If you have been able to get clarity in your own mind on what you are aiming to achieve, you will also have recognised all or most of the benefits you will realise from success. This is natural and to be expected, although it holds within it a risk that you may alienate your stakeholders.
Generally, stakeholders will not be too interested in how you are going to gain; instead, they want to know what they’re going to get out of it (yes, just like you do). The degree of emotion and greed varies, but deep down we are all considering the personal impact of our decisions and other people’s actions.
At some point in their deliberations, they will also be wondering what you’re getting out of the deal. So when you are engaging with a stakeholder, make sure to be clear about what you’re going to get rather than leave them to guess or fantasise!
To maximise your prospects of being able to motivate and engage stakeholders, consider carefully all of the benefits which could flow from your achievement for them.

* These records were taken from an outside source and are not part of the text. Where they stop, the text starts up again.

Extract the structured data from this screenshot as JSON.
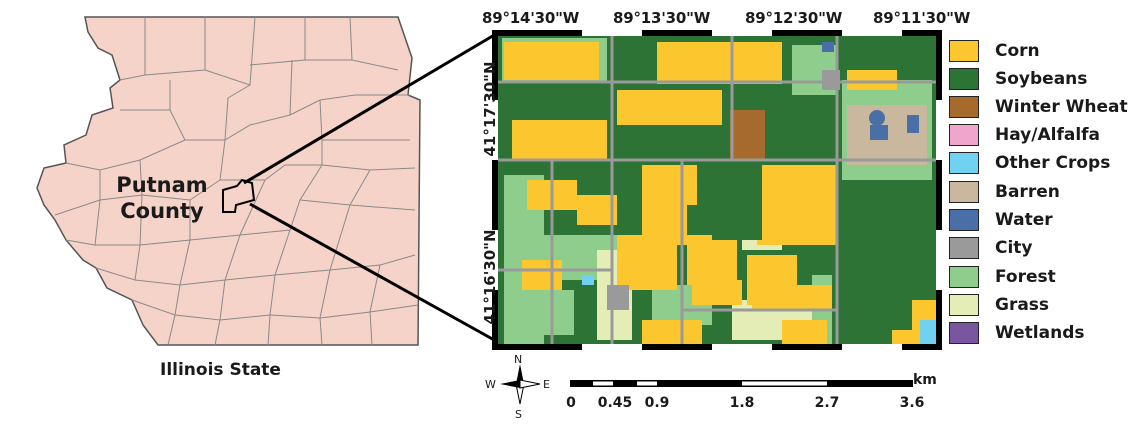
{
  "state_label": "Illinois State",
  "county_label_line1": "Putnam",
  "county_label_line2": "County",
  "top_longitudes": [
    "89°14'30\"W",
    "89°13'30\"W",
    "89°12'30\"W",
    "89°11'30\"W"
  ],
  "left_latitudes": [
    "41°17'30\"N",
    "41°16'30\"N"
  ],
  "legend": [
    {
      "label": "Corn",
      "color": "#fcc72e"
    },
    {
      "label": "Soybeans",
      "color": "#2e7336"
    },
    {
      "label": "Winter Wheat",
      "color": "#a56a2c"
    },
    {
      "label": "Hay/Alfalfa",
      "color": "#f0a6cc"
    },
    {
      "label": "Other Crops",
      "color": "#70d2f0"
    },
    {
      "label": "Barren",
      "color": "#c9b89e"
    },
    {
      "label": "Water",
      "color": "#4a6fa6"
    },
    {
      "label": "City",
      "color": "#9a9a9a"
    },
    {
      "label": "Forest",
      "color": "#8fcd8c"
    },
    {
      "label": "Grass",
      "color": "#e3edb5"
    },
    {
      "label": "Wetlands",
      "color": "#7a55a0"
    }
  ],
  "scale": {
    "unit": "km",
    "ticks": [
      "0",
      "0.45",
      "0.9",
      "1.8",
      "2.7",
      "3.6"
    ]
  },
  "compass": {
    "n": "N",
    "s": "S",
    "e": "E",
    "w": "W"
  },
  "colors": {
    "state_fill": "#f5d3c8",
    "county_border": "#8a8a8a",
    "road": "#9a9a9a"
  }
}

This builds a resource of ideas for you, which can be used with different stakeholders as you are influencing them. Although there will be common themes, there will also be wide differences between the motivations and hot buttons for different stakeholders – which is where this resource can come in very useful.
Coming up with benefits that others will gain which may involve a loss for you can also be useful. These can be quite powerful persuaders if used carefully. Show others how much you are putting their own interests ahead of your own. It also demonstrates that you have thought through the impact it will have on them and they are likely to respect this too. But be careful not to push this too far. There is a fine balance between being credible in your care of other people and being perceived as either stupid or suspicious!
Another benefit you could get from this idea is that there may be things about your goal and work plan which could be adjusted and could increase the benefits for others. Often, these changes can be made at little or no cost to you. So, when you’re thinking this through, stretch further and look for opportunities to adapt what you are doing in order to increase the benefits for others.
Being open about the gains and losses on both sides of the engagement is most likely to protect you from unhelpful suspicion and also maximise your credibility and influence. And the best way to prepare for this is to create a benefits register in a similar way that you might create an issues log or a risk register in project management.
Try This
Draw up a list of all of the benefits which could come from your success. Use the list of stakeholder categories to stimulate your ideas. Put yourself in their shoes for a moment.
For example…
A sales manager was struggling to motivate one of her sales people. She kept talking about all the extra commission the guy would earn if he hit his targets. What she missed was that, unlike her, the primary motivator for this salesman wasn’t money; it was time with his disabled son. So she adapted her approach to offer him an informal day off if he hit his sales targets and then kept talking to him about that. He got his time off and she got her revenue.